Quince años después, la escena independiente muestra una buena salud que parecía imposible entonces. Aquella clausura general, el “bajar el volumen” provocó incluso cambios artísticos. En la era previa a Cromañón, bastaba con meter un par de acordes efectivos a volumen rockero y un estribillo con gancho para empezar a arrastrar pequeñas multitudes. De a poco fueron surgiendo artistas que se acercaron a la composición de otra manera. Aparecieron otros matices, y eso puede apreciarse en la potente diversidad estilística que puede comprobar cualquiera que tenga ganas de salir a investigar un fin de semana cualquiera.

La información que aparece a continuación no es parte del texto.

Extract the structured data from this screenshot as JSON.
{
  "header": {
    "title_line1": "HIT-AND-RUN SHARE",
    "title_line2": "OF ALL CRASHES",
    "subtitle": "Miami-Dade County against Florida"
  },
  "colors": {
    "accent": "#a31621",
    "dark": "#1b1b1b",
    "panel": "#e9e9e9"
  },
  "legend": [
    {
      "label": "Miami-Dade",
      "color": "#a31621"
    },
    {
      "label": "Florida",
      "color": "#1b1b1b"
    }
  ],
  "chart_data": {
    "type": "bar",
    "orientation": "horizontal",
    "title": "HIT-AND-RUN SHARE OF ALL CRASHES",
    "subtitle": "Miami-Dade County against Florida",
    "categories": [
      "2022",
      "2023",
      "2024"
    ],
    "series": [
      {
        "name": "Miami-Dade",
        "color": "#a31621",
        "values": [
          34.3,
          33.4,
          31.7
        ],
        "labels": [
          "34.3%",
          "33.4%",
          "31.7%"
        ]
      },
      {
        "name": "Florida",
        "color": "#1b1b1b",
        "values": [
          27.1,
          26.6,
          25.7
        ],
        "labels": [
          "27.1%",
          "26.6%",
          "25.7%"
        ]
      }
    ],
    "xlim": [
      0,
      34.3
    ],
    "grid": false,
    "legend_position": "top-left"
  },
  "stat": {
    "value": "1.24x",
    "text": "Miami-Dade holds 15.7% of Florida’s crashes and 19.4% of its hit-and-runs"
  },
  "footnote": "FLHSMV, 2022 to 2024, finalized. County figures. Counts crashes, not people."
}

Porque hubo que pelearla --y pelear en serio, con marchas al Gobierno de la Ciudad, debates sobre la legislación y discusiones con inspectores de dudoso comportamiento que no desaparecieron con Cromañón-- pero volvieron los lugares de música en vivo, y los artistas honestos como prueba de que la música no mata pero los corruptos sí. Y los corruptos pueden ser funcionarios pero también músicos, productores, bolicheros. La herida de Cromañón, aquellos que perdieron la vida y los que siguen sufriendo sus consecuencias, no deben olvidarse jamás. Pero una de las formas de la memoria es precisamente aprender, y volver a construir. En eso se sigue. Cada día.